Der Masernimpfstoff sei so unglaublich erfolgreich, weil er ein lebendes Virus enthalte, sagt Bogdan. «Es kann sich vermehren, aber es hat durch vorherige Passagen in Zellkulturen an krankmachender Wirkung verloren.» Nach einer Impfung könne man sich fühlen wie bei einer beginnenden Grippe und sogar eine leichte, masernähnliche Erkrankung (Impfmasern) bekommen. «Das ist eine ganz abgeschwächte und undramatische Reaktion.» Der Schutz nach der ersten Masernimpfung liege in der Grössenordnung von 93 bis 95 Prozent, nach zwei Impfungen bei 98 bis 99 Prozent. «Wirksamkeiten von über 90 Prozent findet man bei einer ganzen Reihe von Impfstoffen», sagt Bogdan.
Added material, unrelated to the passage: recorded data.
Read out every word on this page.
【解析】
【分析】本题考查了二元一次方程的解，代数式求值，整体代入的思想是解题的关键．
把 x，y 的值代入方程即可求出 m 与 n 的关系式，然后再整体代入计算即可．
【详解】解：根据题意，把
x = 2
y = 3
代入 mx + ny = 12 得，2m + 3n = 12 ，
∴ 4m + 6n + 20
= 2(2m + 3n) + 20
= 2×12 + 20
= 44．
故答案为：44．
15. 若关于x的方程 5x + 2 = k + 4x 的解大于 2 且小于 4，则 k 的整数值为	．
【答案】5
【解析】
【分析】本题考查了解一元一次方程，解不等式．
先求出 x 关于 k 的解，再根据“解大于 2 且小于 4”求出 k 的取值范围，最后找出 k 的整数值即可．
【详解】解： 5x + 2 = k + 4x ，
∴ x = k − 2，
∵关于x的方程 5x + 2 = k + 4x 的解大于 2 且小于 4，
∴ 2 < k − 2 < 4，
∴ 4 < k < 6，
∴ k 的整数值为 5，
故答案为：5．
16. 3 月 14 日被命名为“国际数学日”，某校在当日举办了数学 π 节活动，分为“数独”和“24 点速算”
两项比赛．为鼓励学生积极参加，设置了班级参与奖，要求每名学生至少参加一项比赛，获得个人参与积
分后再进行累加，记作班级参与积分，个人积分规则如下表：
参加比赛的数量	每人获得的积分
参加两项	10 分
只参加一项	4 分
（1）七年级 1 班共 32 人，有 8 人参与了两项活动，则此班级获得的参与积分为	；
Dazu zählten zum Beispiel die Impfungen gegen Tetanus, Hepatitis A und B sowie die Impfung gegen FSME. Anders als bei der Masern-Impfung müssen einige von ihnen aber regelmässig aufgefrischt werden.
«Rein immunologisch ist das unproblematisch, denn sie beruhen letztlich auf dem gleichen Impfantigen», sagt Experte Bogdan. «Die Wirksamkeit von Kombinationen wird derzeit in Studien untersucht, aber formal ist die Wirksamkeit und Unbedenklichkeit einer Kombination bisher nicht gezeigt.» Jeder dieser Impfstoffe habe eine Zulassung, die auf entsprechenden Zulassungsstudien mit bestimmten Impfabständen beruhe. «Nur bei Einhaltung der Anwendungshinweise in den Fachinformationen ist man gegen Impfschäden abgesichert.» Kombinationen, in welcher Form auch immer, seien noch nicht zugelassen. Auch lasse sich im Falle des Auftretens einer Komplikation im Zuge der Kombination zweier Impfstoffe nicht sagen, ob diese nun auf Impfstoff A oder B zurückzuführen sei. «Deshalb halte ich von dieser ganzen Diskussion im Moment nichts», sagt Bogdan.
«Derzeit wissen wir noch nicht, wie lange jemand geschützt ist, der zweimal geimpft wurde. Wir haben jetzt eine maximale Beobachtungszeit von sieben bis acht Monaten», erläutert Bogdan. Bei Virusmutanten, die von den verfügbaren Vakzinen gegebenenfalls nicht erfasst werden, sei ohnehin ein neu komponierter Impfstoff nötig, der an die dann zirkulierenden Virus-Varianten angepasst werden müsse. «Das ist von der Zielsetzung her ein ähnliches Prinzip wie bei der Grippe-Impfung, nur mit dem Unterschied, dass die technologische Durchführung anders aussieht und Coronaviren sich nicht so schnell verändern wie Influenzaviren.»